Until there is more transparency in the Belt and Road Initiative’s operation, the democratic nations of Asia and the Pacific must be wary of its influence on the region’s norms, Adam Bartley writes.
There has always been a significant level of suspicion among democratic nations when it comes to China’s Belt and Road Initiative (BRI), and for good reason.
Powerful democratic states in Asia have long sought to influence regional neighbourhoods to bolster support for, and adoption of, liberal economic policies, aiming to reward transparent economic and financial relationships while contributing to more sustainable and mutually beneficial relations among states. The BRI, to be sure, poses a threat to this.
If current international norms have explicitly discouraged and delegitimised autocratic behaviour, it would make sense for autocratic nations such as China to seek to influence their neighbourhoods to counter liberal trends and remake them in their own image.
Outwardly at least, the BRI does just this. While scholars have been right to point out that some governments have been too quick and unthinking in their criticism of the project, there are still valid concerns that need addressing.
In particular, the emergence of relationships of dependence between participating states and Chinese funders, notwithstanding the notable lack of transparency surrounding the BRI’s many agreements, has clouded BRI projects, strengthening accusations that Chinese loans are in some cases predatory or have primarily geopolitical ends.

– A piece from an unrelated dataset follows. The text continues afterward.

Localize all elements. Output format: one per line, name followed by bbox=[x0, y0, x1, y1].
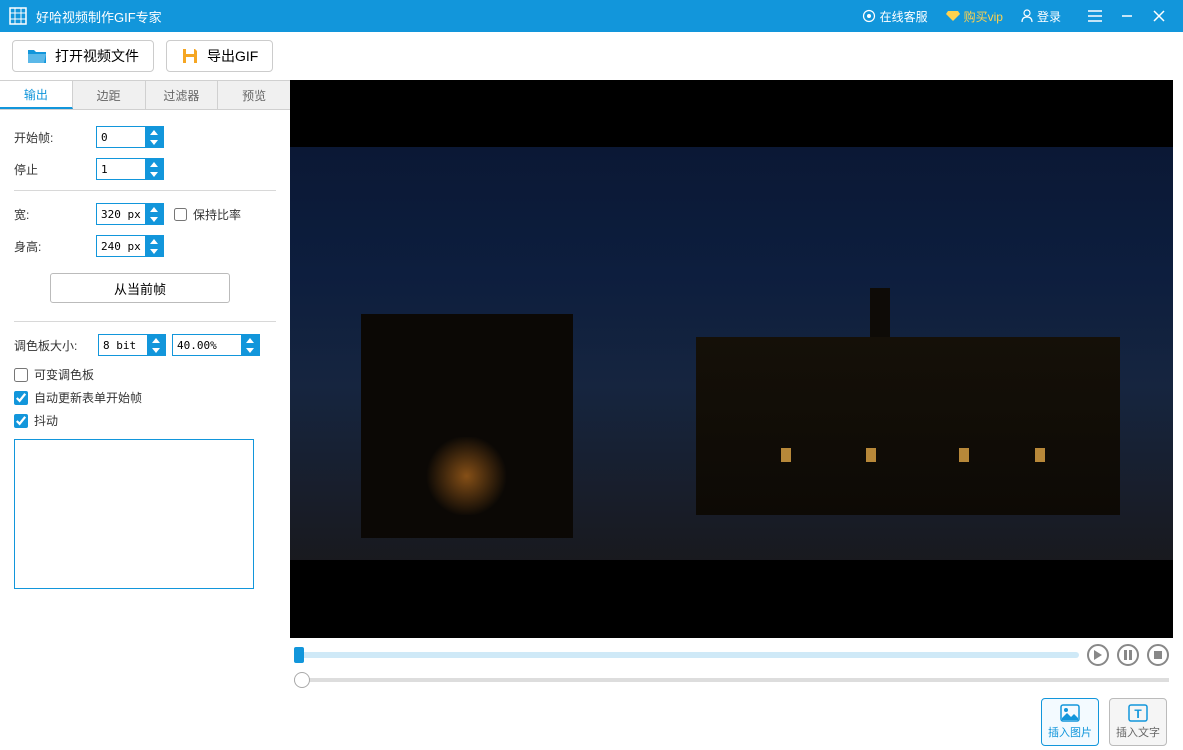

In fact, it has often been the case that only after a change in government in participating states that the true circumstances of some of these opaque deals are revealed.
For instance, when the new government of Mahathir Mohamad in Malaysia undertook a feasibility study of the East Coast Railway Link (ECRL), a multi-billion-dollar BRI project, it found giant gaps in spending justifications. This caused the new Minister for Finance Lim Guan Eng to call on the China Communication Construction Company to explain the costs and ultimately reduce them by a drastic amount.
The ECRL was later caught up in the investigations into the infamous 1Malaysia Development Berhad scandal, and was even threatened with cancellation.
From a good governance perspective, where voice and accountability, rule of law, regulatory quality, political stability, and government effectiveness are considered integral to positive project outcomes, the results have been more broadly problematic.
In Sri Lanka in 2015, for example, the new government of Prime Minister Ranil Wickremesinghe was voted into office following a campaign to examine the former government’s opaque deals with China, which had led to a domestic balance of payments crisis over the Hambantota Port development project.
By 2016, Wickremesinghe was forced to extend the government’s financial outreach to Beijing to service the debt from non-performing loans, having no alternative option.
Elsewhere, guarantees that projects meet their broader justifications have often run aground. In Pakistan, for instance, the China-Pakistan Economic Corridor has caused considerable dilemmas for the government in Islamabad. Soaring debt, unprofitable projects, and unfavourable equity stakes to Chinese firms have discredited the rationale for partnership.
Many projects have employed Chinese labour and machinery, creating as a result few local jobs, while most of the profits are repatriated to China. Excess costs in the billions are often incurred as a result of insufficient planning.
The Qasim and Sahiwal power plants, for example, have cost a further $1.8 billion than was projected due to tariffs, and further examination of the flagship projects in Pakistan (Gwadar Port and Gwadar Free Zone) reveals significant fluctuations in loan rates, in some cases exceeding 13 per cent.
Meanwhile, special privileges for the China Overseas Port Holding Company of a 40-year lease with a 91 per cent share in profits and a 23-year exemption from most taxes, have caused further headaches.
Clearly, the rationale for these projects – to establish a base for Pakistan’s industrial growth – has not been achieved, thanks in part to exorbitant tariffs, high electricity prices, and generous tax breaks for Chinese companies.
As these examples illustrate, non-transparency has often led to an abandonment of responsible credit lending principles, as established by the OECD and the Paris Club of global creditors. The United Nations’ Principles of Promoting Responsible Sovereign Lending and Borrowing, to which China is committed, has been similarly neglected.
In more tangible terms, this means a loss of evaluation and reporting mechanisms, post-disbursement audits, stated borrowing objectives, and a loosening of accounting norms, all of which have contributed to BRI project troubles and the erosion of democratic governance mechanisms more broadly.
And what does this mean for the region’s norms? In short, the splintering of aid and development into bilateral relationships has undermined regulatory bodies and left governments dependent on powerful neighbours. If the BRI continues to expand, it could lead to the further adoption of authoritarian control in the region, impacting countries where minor reductions in liberal norms are registered the most.
At the very least, these trends in BRI practice have strengthened some nations’ obligations to and dependencies on China, and it can now actively pull strings to exploit disagreements, weaken democratic institutions, and divide voices on key national priorities.
Until such issues are addressed more broadly, international repudiation of Chinese President Xi Jinping’s signature foreign policy will continue.